Riesing, 81, was fortunate and caught his pancreatic tumor early. He had the tumor removed in 2014 and went into remission for several years before his cancer returned in 2017. He is now battling cancer in his lungs and in the tissue that holds his internal organs together.
He credits a combination of low-dose chemotherapy, intravenous vitamin C and hyperthermia treatments, which help ensure his medications reach his tumors, with keeping him alive. It’s a journey the couple wrote about in a piece for Durango publication E.P.I.C. Magazine and hope to chronicle in a book.
“We both mutually keep having some drive to go beyond just what’s comfortable,” Iris said.
The couple moved to Washington this fall for seven to eight months to be close to Riesing’s hyperthermia treatments and oncologist, Dr. Nick Chen at the Seattle Integrative Cancer Center. Chen developed a nontraditional combination of vitamin C infusions and lower doses of chemotherapy.
Through the treatment, the center’s stage 4 pancreatic patients are surviving between two to seven years, Chen said.
When vitamin C is introduced into a patient’s blood, the cancer cells create hydrogen peroxide, which is toxic to the cells and makes them more sensitive to radiation and chemotherapy, researchers at the University of Iowa found.
Combining chemotherapy and vitamin C treatment also helps keep the immune systems of patients more intact, Chen said.
Across the U.S., high-dose vitamin C treatment has been slow to catch on, in part because it can’t be patented, so it does not appeal to pharmaceutical companies, he said.
But Chen is hopeful it will gain more attention after researchers at the University of Iowa and Columbia University finish studies about intravenous vitamin C, he said.
Riesing also undergoes localized hyperthermia treatments at the Integrated Health Clinic in Fort Langley, British Columbia, Canada, to open up the blood vessels leading to his tumors to bring more chemotherapy medications to them, said Dr. Gurdev Parmar. The heat also damages the cancer cells while sparing healthy ones, he said.
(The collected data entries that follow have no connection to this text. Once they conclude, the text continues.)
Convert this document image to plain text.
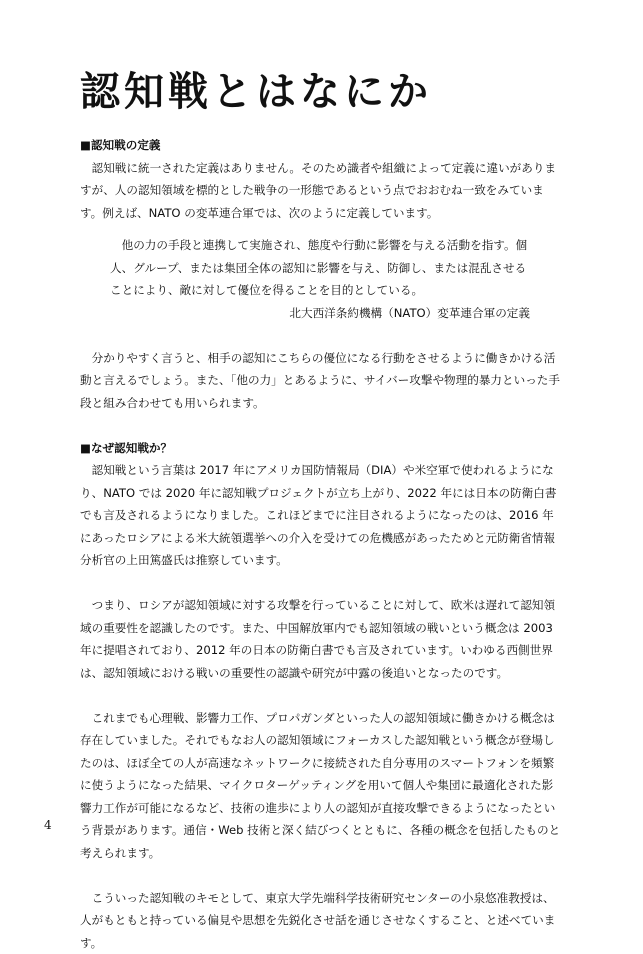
認知戦とはなにか

■認知戦の定義

認知戦に統一された定義はありません。そのため識者や組織によって定義に違いがありますが、人の認知領域を標的とした戦争の一形態であるという点でおおむね一致をみています。例えば、NATO の変革連合軍では、次のように定義しています。

他の力の手段と連携して実施され、態度や行動に影響を与える活動を指す。個人、グループ、または集団全体の認知に影響を与え、防御し、または混乱させることにより、敵に対して優位を得ることを目的としている。

北大西洋条約機構（NATO）変革連合軍の定義

分かりやすく言うと、相手の認知にこちらの優位になる行動をさせるように働きかける活動と言えるでしょう。また、「他の力」とあるように、サイバー攻撃や物理的暴力といった手段と組み合わせても用いられます。

■なぜ認知戦か？

認知戦という言葉は 2017 年にアメリカ国防情報局（DIA）や米空軍で使われるようになり、NATO では 2020 年に認知戦プロジェクトが立ち上がり、2022 年には日本の防衛白書でも言及されるようになりました。これほどまでに注目されるようになったのは、2016 年にあったロシアによる米大統領選挙への介入を受けての危機感があったためと元防衛省情報分析官の上田篤盛氏は推察しています。

つまり、ロシアが認知領域に対する攻撃を行っていることに対して、欧米は遅れて認知領域の重要性を認識したのです。また、中国解放軍内でも認知領域の戦いという概念は 2003 年に提唱されており、2012 年の日本の防衛白書でも言及されています。いわゆる西側世界は、認知領域における戦いの重要性の認識や研究が中露の後追いとなったのです。

これまでも心理戦、影響力工作、プロパガンダといった人の認知領域に働きかける概念は存在していました。それでもなお人の認知領域にフォーカスした認知戦という概念が登場したのは、ほぼ全ての人が高速なネットワークに接続された自分専用のスマートフォンを頻繁に使うようになった結果、マイクロターゲッティングを用いて個人や集団に最適化された影響力工作が可能になるなど、技術の進歩により人の認知が直接攻撃できるようになったという背景があります。通信・Web 技術と深く結びつくとともに、各種の概念を包括したものと考えられます。

こういった認知戦のキモとして、東京大学先端科学技術研究センターの小泉悠准教授は、人がもともと持っている偏見や思想を先鋭化させ話を通じさせなくすること、と述べています。

4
The treatment helps to increase the survival time of patients with the 10 most commonly treated solid tumors, such as pancreatic, breast, lung and brain cancers, according to data the clinic has collected since 2010, Parmar said, in an email. Parmar and Chen also frequently work with the same patients, he said.
The treatments have held Riesing’s cancer at bay, but he has faced setbacks and severe side effects from some medications, he said.
Last year, he tried an immunotherapy drug, Keytruda, intended to prompt immune cells to attack his cancer cells. But instead of reducing or eliminating his tumors, new tumors appeared, he said.
Earlier this year, two of his chemotherapy medications caused severe neuropathology in his limbs, causing him to lose his ability to walk unassisted, eat and write, he said.
“My hands still feel like they are shrink-wrapped,” he said in September.
In the spring, different chemotherapy drugs gave him severe diarrhea, making it impossible for his body to absorb necessary nutrition, he said.
“I was watching him diminish in front of me,” Iris said.
Around the same time, an oncologist with the U.S. Department of Veterans Affairs advised the couple to give up treatment and look into hospice care.
“It was a terrible, demoralizing time,” Iris said.
In August, he was diagnosed with small-intestine bacterial overgrowth, an overabundance of bacteria in the small intestine. Identifying the problem allowed Riesing to gain weight and strength again. He also regained his ability to walk assisted and write.
Despite setbacks, Riesing is confident that he can live with his tumors, and his oncologist, Chen, is also hopeful.
“I hope he can be in this state for an extended period,” Chen said.
However, Riesing’s ability to pay for his treatment has been depleted over the years. While Medicare covers his nontraditional chemotherapy and vitamin C treatments, his hyperthermia costs $2,000 a month, which he can no longer afford. So, the couple started a GoFundMe campaign to help pay for his necessary treatment.
“The finances of staying alive when you have cancer is a terrible tragedy in our country,” Iris said.